日本トップを目指し、再スタート
SAGA2024国スポ、陸上競技三段跳び決勝。3回目の跳躍は、16メートルに迫る手応えがあった。だが無情にも赤旗が揚がった。2回目までの結果では、4回目以降の試技に進む上位8人まであと1センチ足りなかった。「最初の2本で8位以上を決めきれず、少し焦りがあったのかな」と振り返る。地元開催の国スポは10位で終わった。

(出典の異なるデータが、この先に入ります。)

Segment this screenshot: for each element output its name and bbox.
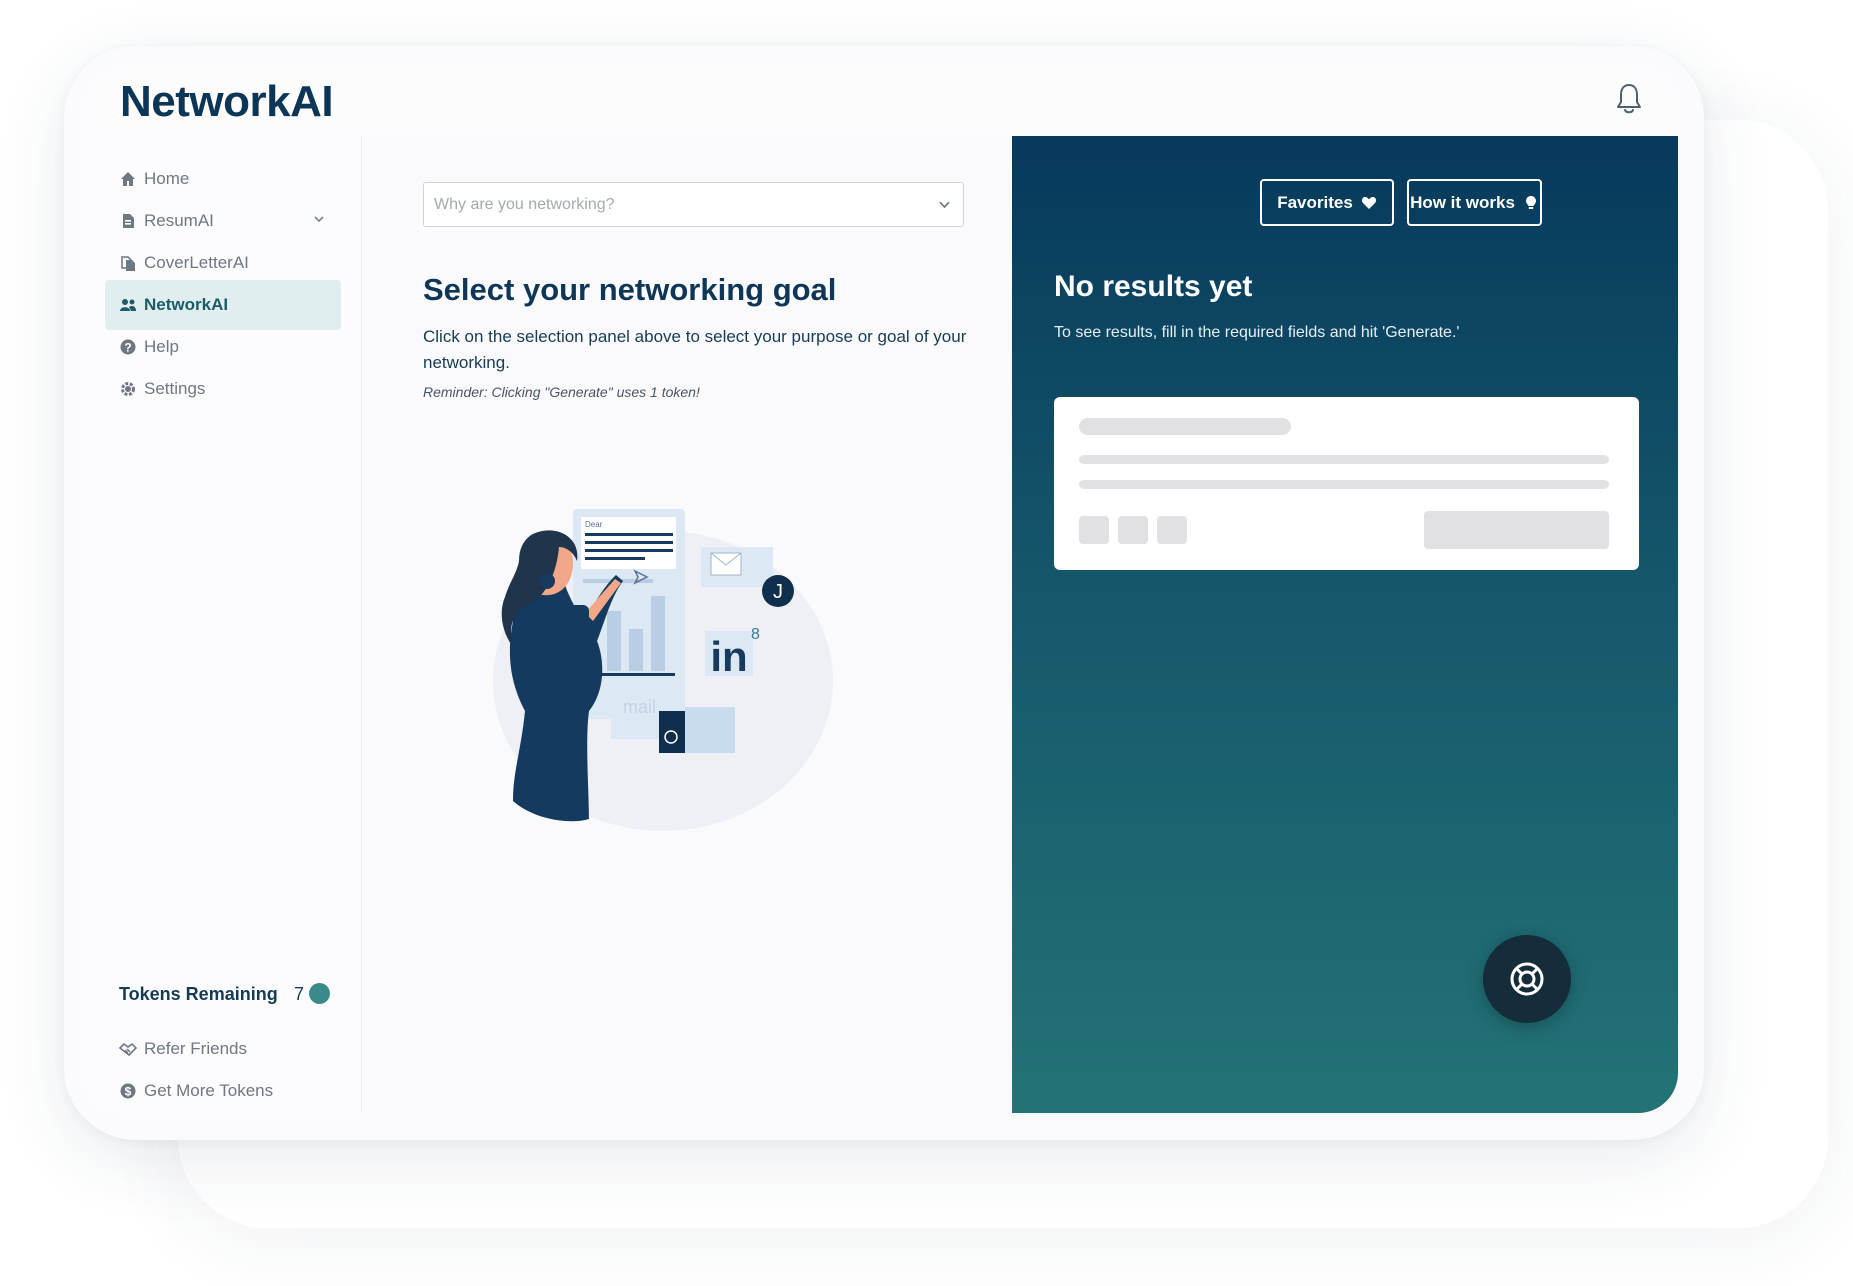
heart-icon	[1361, 196, 1376, 209]
favorites-label: Favorites	[1277, 192, 1353, 212]
skeleton-card	[1054, 397, 1639, 570]
no-results-title: No results yet	[1054, 270, 1253, 303]
sidebar-item-label: Refer Friends	[144, 1039, 247, 1058]
app-window: NetworkAI Home ResumAI CoverLetterAI Net…	[87, 69, 1678, 1113]
chevron-down-icon[interactable]	[313, 213, 325, 225]
gear-icon	[121, 382, 135, 396]
skeleton-chip	[1118, 516, 1148, 544]
skeleton-chip	[1079, 516, 1109, 544]
networking-illustration: Dear J in 8 mail	[493, 509, 833, 831]
skeleton-title	[1079, 418, 1291, 435]
sidebar-item-label: Help	[144, 337, 179, 356]
letter-tag: Dear	[585, 520, 603, 529]
documents-icon	[121, 256, 135, 271]
goal-panel: Why are you networking? Select your netw…	[363, 136, 1012, 1113]
handshake-icon	[119, 1042, 137, 1057]
svg-text:$: $	[125, 1085, 132, 1099]
networking-goal-select[interactable]: Why are you networking?	[423, 182, 964, 227]
dollar-icon: $	[120, 1083, 136, 1099]
lightbulb-icon	[1525, 195, 1536, 209]
chevron-down-icon	[939, 201, 950, 209]
bell-icon[interactable]	[1614, 82, 1644, 116]
results-panel: Favorites How it works No results yet To…	[1012, 136, 1678, 1113]
app-logo[interactable]: NetworkAI	[120, 77, 334, 127]
goal-title: Select your networking goal	[423, 272, 837, 307]
skeleton-button	[1424, 511, 1609, 549]
favorites-button[interactable]: Favorites	[1260, 179, 1394, 226]
how-it-works-label: How it works	[1410, 192, 1515, 212]
sidebar-item-label: Home	[144, 169, 190, 188]
contact-badge-letter: J	[773, 581, 783, 603]
tokens-remaining-label: Tokens Remaining	[119, 984, 278, 1004]
sidebar: Home ResumAI CoverLetterAI NetworkAI ? H…	[87, 136, 362, 1113]
linkedin-logo: in	[710, 633, 747, 680]
home-icon	[121, 172, 135, 186]
linkedin-count: 8	[751, 626, 760, 643]
how-it-works-button[interactable]: How it works	[1407, 179, 1542, 226]
sidebar-item-label: ResumAI	[144, 211, 214, 230]
sidebar-item-settings[interactable]: Settings	[105, 364, 341, 414]
select-placeholder: Why are you networking?	[434, 195, 615, 213]
users-icon	[120, 299, 136, 311]
sidebar-item-label: Get More Tokens	[144, 1081, 274, 1100]
goal-description: Click on the selection panel above to se…	[423, 327, 967, 372]
skeleton-chip	[1157, 516, 1187, 544]
document-icon	[123, 214, 134, 228]
skeleton-line	[1079, 455, 1609, 464]
tokens-remaining-count: 7	[294, 984, 305, 1004]
sidebar-item-label: Settings	[144, 379, 206, 398]
sidebar-item-get-more-tokens[interactable]: $ Get More Tokens	[105, 1066, 341, 1113]
sidebar-item-label: NetworkAI	[144, 295, 229, 314]
question-icon: ?	[120, 339, 136, 355]
sidebar-item-label: CoverLetterAI	[144, 253, 249, 272]
mail-text: mail	[623, 697, 656, 717]
support-button[interactable]	[1483, 935, 1571, 1023]
lifebuoy-icon	[1510, 962, 1544, 996]
token-coin-icon	[309, 983, 330, 1004]
token-reminder: Reminder: Clicking "Generate" uses 1 tok…	[423, 384, 700, 400]
skeleton-line	[1079, 480, 1609, 489]
no-results-description: To see results, fill in the required fie…	[1054, 324, 1460, 341]
svg-text:?: ?	[124, 341, 131, 355]
top-bar: NetworkAI	[87, 69, 1678, 136]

実は、この国スポで選手生活に一段落付けるつもりだった。大会前から調子も良く、表彰台に届く可能性は充分にあった。だが納得できる結果を得ることができなかった。大会を終えて、「不完全燃焼のような気持ちが、だんだんと募ってきた」。国スポの優勝記録は16メートル29。自己ベストは16メートル21。大きなけがもなく、まだ充分に走れるし、飛べる。「もう一度、日本のトップを目指す」。再スタートするのに時間はかからなかった。
日本選手権3位
中学から競技を始め、佐賀工高では跳躍競技、走り幅跳びと三段跳びをメーンとした。「どちらかといえば幅跳びが好きだった」と笑うが、鹿屋体育大に進学後、「勝てる競技を」と考え、三段跳びに絞った。三段跳びはスピードと、跳躍の技術が記録を大きく左右する。「大学時代はスピードを生かして、勢いで飛んでいた」と振り返る。3年時に出場した日本選手権では見事に3位入賞。東京オリンピック強化指定選手にも選ばれ、日本トップの選手たちとしのぎを削った。
大学を卒業後、一般企業に就職した。入社の際「陸上を続けたい」と伝えていたが、残業や、職場の近くに練習施設がなかったことなどもあり、競技を続けることが困難になった。考えた末、就職先の愛媛から佐賀に戻ることを決めた。
アスリートリンク
帰佐後、就職先を探しながら、日中はSAGAサンライズパークなどで汗を流した。あるとき、午前中は選手として練習し、午後は陸上スクールのコーチとして働く「アスリートリンク」を紹介された。願ってもない環境との出会いだった。早速連絡を取り、メンバーに加わることを決めた。
コーチとなり5年目となる。「体の動きを感覚でなく、言語化して伝えられるようになった」と、指導者としての成長も感じている。選手として自分自身の試合だけでなく、子どもたちの試合の引率など、シーズン中はかなり忙しい。それでも、自らが目標とする試合に向けて、「仕上げていく技術は上がっている」と自信を見せる。勢いに任せてがむしゃらに飛んでいた学生時代とは違い、いまは跳躍技術を武器に戦っている。
目下の目標は、初夏の日本選手権と、秋の全日本実業団選手権。円熟の技術に加え、以前のスピードを幾分でも取り戻せば自己ベストの更新は十分に可能だ。「子どもたちの目標となるような成績を残したいですね」と笑う表情は、再スタートを心から楽しんでいるようだ。